Thesis Type: Doctorate
Institution Of The Thesis: Middle East Technical University, Faculty of Engineering, Department of Civil Engineering, Turkey
Approval Date: 2005
Thesis Language: English
Student: Ali Arda Şorman
Supervisor: SEVDA ZUHAL AKYÜREKAbstract:
Snowmelt runoff in the mountainous eastern part of Turkey is of great importance as it constitutes 60-70% in volume of the total yearly runoff during spring and early summer months. Therefore, forecasting the amount and timing of snowmelt runoff especially in the Euphrates Basin, where large dams are located, is an important task in order to use the water resources of the country in an optimum manner. The HBV model, being one of the well-known conceptual hydrological models used more than 45 countries over the world, is applied for the first time in Turkey to a small basin of 242 km2 on the headwaters of Euphrates River for 2002-2004 water years. The input data are provided from the automatic snow-meteorological stations installed at various locations and altitudes in Upper Euphrates Basin operating in real-time.
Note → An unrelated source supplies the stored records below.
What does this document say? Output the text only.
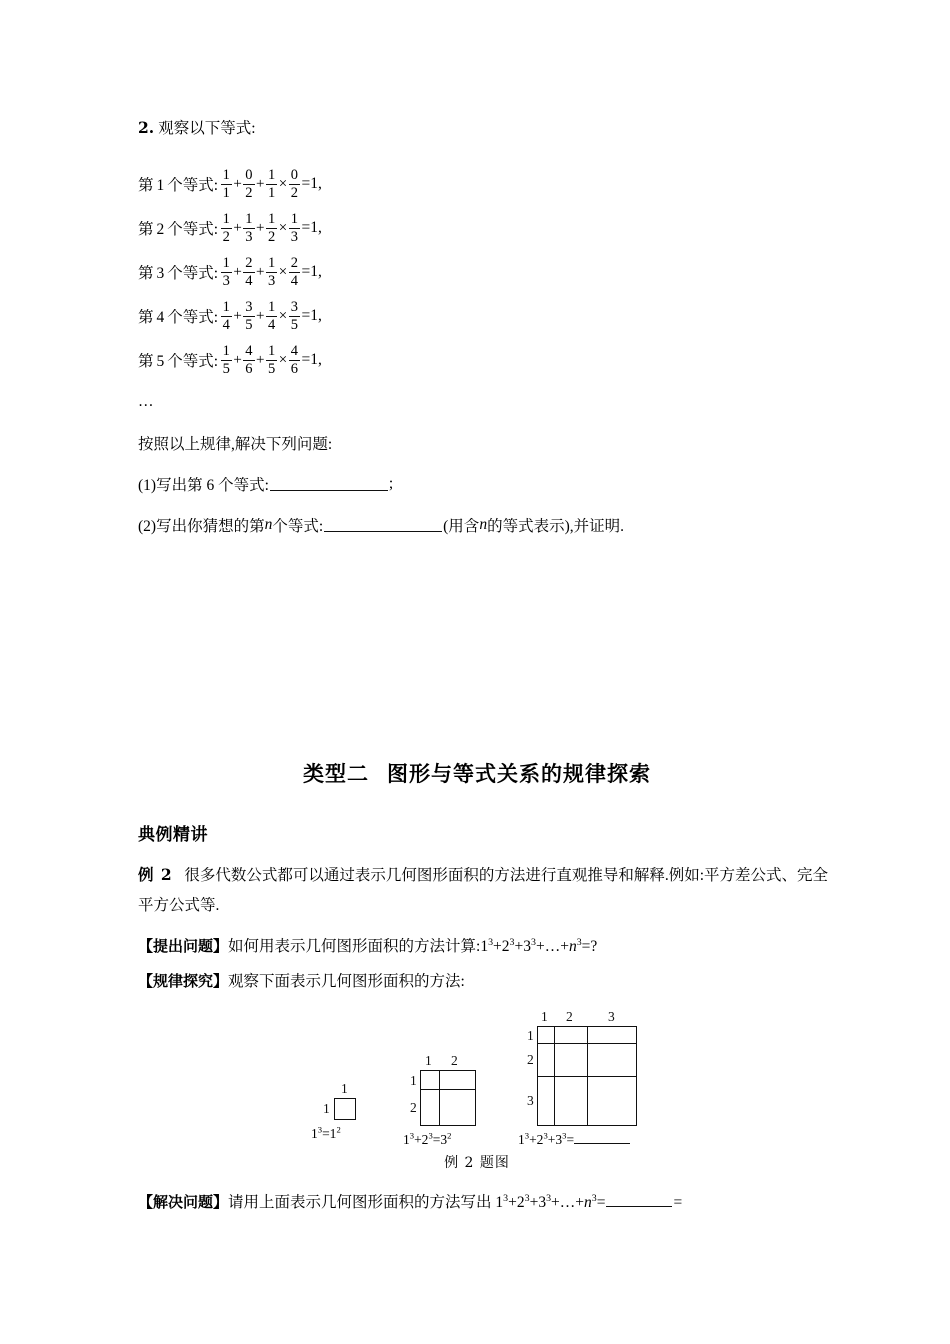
2. 观察以下等式:
第 1 个等式: $\frac{1}{1} + \frac{0}{2} + \frac{1}{1} \times \frac{0}{2} =1$,
第 2 个等式: $\frac{1}{2} + \frac{1}{3} + \frac{1}{2} \times \frac{1}{3} =1$,
第 3 个等式: $\frac{1}{3} + \frac{2}{4} + \frac{1}{3} \times \frac{2}{4} =1$,
第 4 个等式: $\frac{1}{4} + \frac{3}{5} + \frac{1}{4} \times \frac{3}{5} =1$,
第 5 个等式: $\frac{1}{5} + \frac{4}{6} + \frac{1}{5} \times \frac{4}{6} =1$,
…
按照以上规律,解决下列问题:
(1)写出第 6 个等式:	;
(2)写出你猜想的第 n 个等式:	(用含 n 的等式表示),并证明.
类型二 图形与等式关系的规律探索
典例精讲
例 2 很多代数公式都可以通过表示几何图形面积的方法进行直观推导和解释.例如:平方差公式、完全平方公式等.
【提出问题】如何用表示几何图形面积的方法计算$:1^3+2^3+3^3+\dots+n^3=$?
【规律探究】观察下面表示几何图形面积的方法:
1
1
$1^3=1^2$
1 2
1
2
$1^3+2^3=3^2$
1 2	3
1
2
3
$1^3+2^3+3^3=$
例 2 题图
【解决问题】请用上面表示几何图形面积的方法写出 $1^3+2^3+3^3+\dots+n^3=$	=
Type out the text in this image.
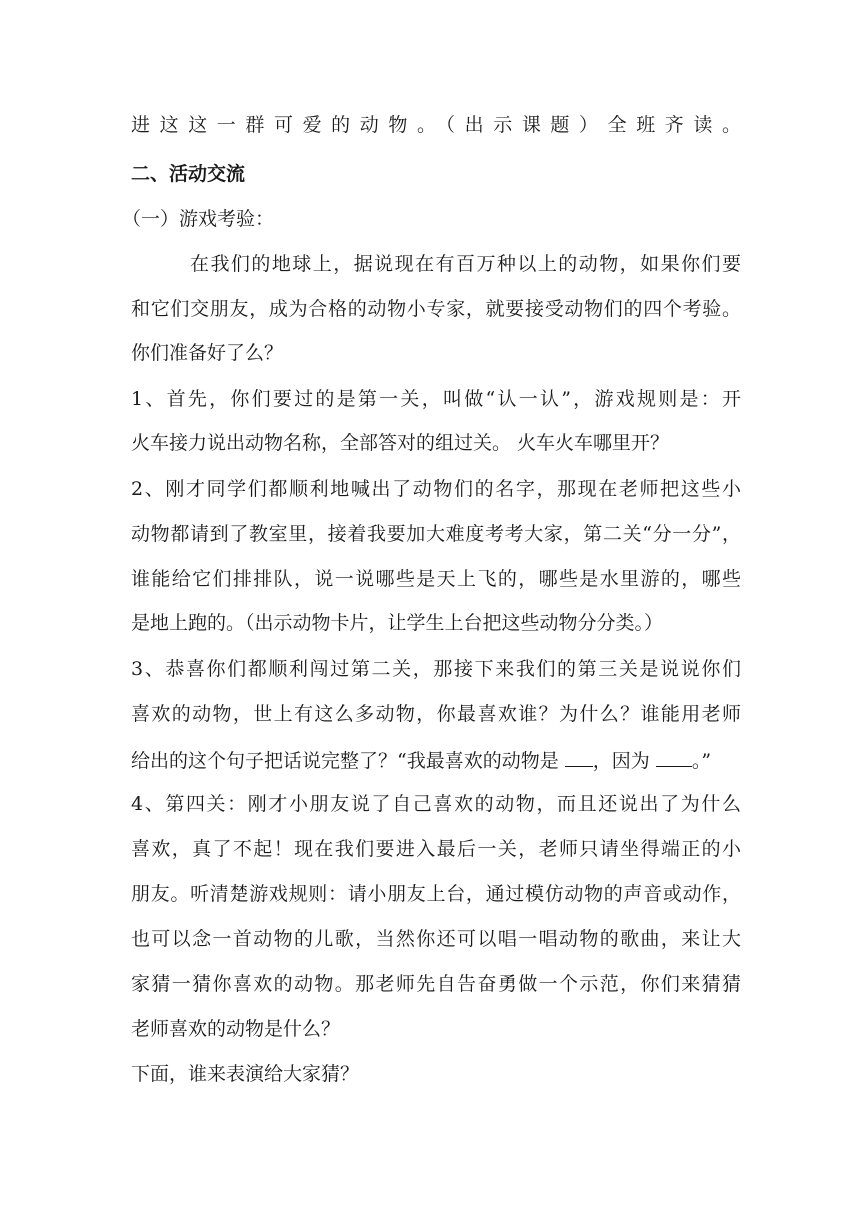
进这这一群可爱的动物。（出示课题）全班齐读。
二、活动交流
（一）游戏考验：
在我们的地球上，据说现在有百万种以上的动物，如果你们要
和它们交朋友，成为合格的动物小专家，就要接受动物们的四个考验。
你们准备好了么？
1、首先，你们要过的是第一关，叫做“认一认”，游戏规则是：开
火车接力说出动物名称，全部答对的组过关。 火车火车哪里开？
2、刚才同学们都顺利地喊出了动物们的名字，那现在老师把这些小
动物都请到了教室里，接着我要加大难度考考大家，第二关“分一分”，
谁能给它们排排队，说一说哪些是天上飞的，哪些是水里游的，哪些
是地上跑的。（出示动物卡片，让学生上台把这些动物分分类。）
3、恭喜你们都顺利闯过第二关，那接下来我们的第三关是说说你们
喜欢的动物，世上有这么多动物，你最喜欢谁？为什么？谁能用老师
给出的这个句子把话说完整了？“我最喜欢的动物是 ，因为 。”
4、第四关：刚才小朋友说了自己喜欢的动物，而且还说出了为什么
喜欢，真了不起！现在我们要进入最后一关，老师只请坐得端正的小
朋友。听清楚游戏规则：请小朋友上台，通过模仿动物的声音或动作，
也可以念一首动物的儿歌，当然你还可以唱一唱动物的歌曲，来让大
家猜一猜你喜欢的动物。那老师先自告奋勇做一个示范，你们来猜猜
老师喜欢的动物是什么？
下面，谁来表演给大家猜？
Since ground based observations can only represent a small part of the region of interest, spatially and temporally distributed snow cover data are acquired through the use of MODIS optical satellite. Automatic model parameter estimation methods, GML and SCE_UA, are utilized to calibrate the HBV model parameters with a multi-objective criteria using runoff as well as snow covered area to ensure the internal validity of the model and to generate a Pareto front. Model simulations show that the choice of study years and timing of satellite images affect the results and further suggest that more study catchments and years should be included to achieve more comprehensible conclusions. In the second part of the study, the calibrated HBV model is applied to forecast runoff with a 1-day lead time using gridded input data from numerical weather prediction models of ECMWF and MM5 for the 2004 snowmelt period. Promising results indicate the possible operational use of runoff forecasting using numerical weather prediction models in order to prevent or at least take precautions before flooding ahead of time.